The law passed last year aimed at protecting prostitutes also compels johns to go to police when they see a sex worker who appears to be working against her will. Those who knowingly receive services from someone forced to do so face prison time.
4. What about ‘sex tourism'?
Due to the legal status, Germany's prostitution scene is known to attract many foreign visitors. The small state of Saarland at the French border is popular for Frenchmen, according to Spiegel, while specialized travel agencies offer brothel tours in the country of up to eight days.
These holidays are promoted as “legal” and “safe” by promoters, and some services may also pick customers up at the airport to head straight for a club.
One American and frequent German sex tourist told The Local in 2013 that Germany was like “Aldi for prostitutes” because of the low prices.
5. Which regions are most known for prostitution?
The Reeperbahn in Hamburg's St. Pauli district.
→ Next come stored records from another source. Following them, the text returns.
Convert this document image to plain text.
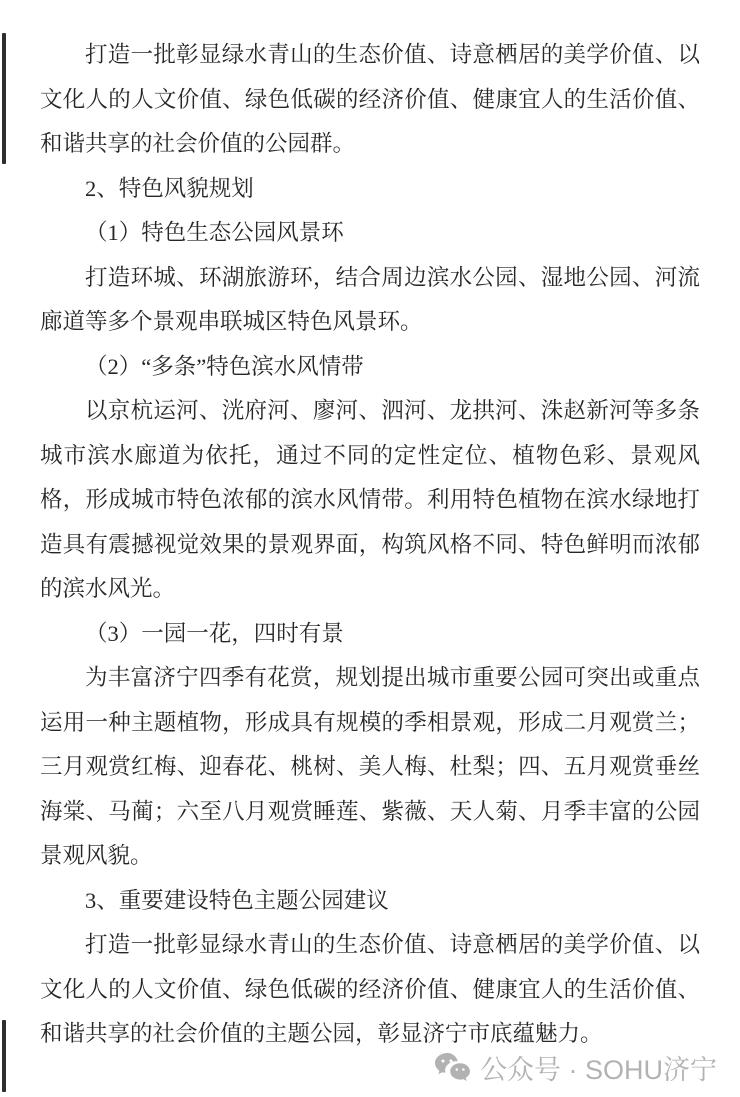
打造一批彰显绿水青山的生态价值、诗意栖居的美学价值、以
文化人的人文价值、绿色低碳的经济价值、健康宜人的生活价值、
和谐共享的社会价值的公园群。
2、特色风貌规划
（1）特色生态公园风景环
打造环城、环湖旅游环，结合周边滨水公园、湿地公园、河流
廊道等多个景观串联城区特色风景环。
（2）“多条”特色滨水风情带
以京杭运河、洸府河、廖河、泗河、龙拱河、洙赵新河等多条
城市滨水廊道为依托，通过不同的定性定位、植物色彩、景观风
格，形成城市特色浓郁的滨水风情带。利用特色植物在滨水绿地打
造具有震撼视觉效果的景观界面，构筑风格不同、特色鲜明而浓郁
的滨水风光。
（3）一园一花，四时有景
为丰富济宁四季有花赏，规划提出城市重要公园可突出或重点
运用一种主题植物，形成具有规模的季相景观，形成二月观赏兰；
三月观赏红梅、迎春花、桃树、美人梅、杜梨；四、五月观赏垂丝
海棠、马蔺；六至八月观赏睡莲、紫薇、天人菊、月季丰富的公园
景观风貌。
3、重要建设特色主题公园建议
打造一批彰显绿水青山的生态价值、诗意栖居的美学价值、以
文化人的人文价值、绿色低碳的经济价值、健康宜人的生活价值、
和谐共享的社会价值的主题公园，彰显济宁市底蕴魅力。
公众号 · SOHU济宁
Photo: DPA
Berlin as the capital city is also a major stop for those looking to buy sex. It's known for its flat-rate sex clubs or mega-brothels like Artemis, which was raided by police last year in an investigation into possible human trafficking.
Tourists to Berlin will also notice women lining up along the central Oranienburger Straße, ready to offer up their services.
Hamburg has a notorious red-light district along the Reeperbahn street. The most famous feature of this St. Pauli district is Herbertsraße, where women other than the prostitutes are warned to stay away.
When it comes to forced prostitution, Berlin had the highest number of investigations into such human trafficking in 2015 at 84 cases, followed by Germany's most populous state of North-Rhine Westphalia at 78. Hamburg came in third at 46 investigations. The BKA reported that this is most likely due to the larger red-light districts in these states.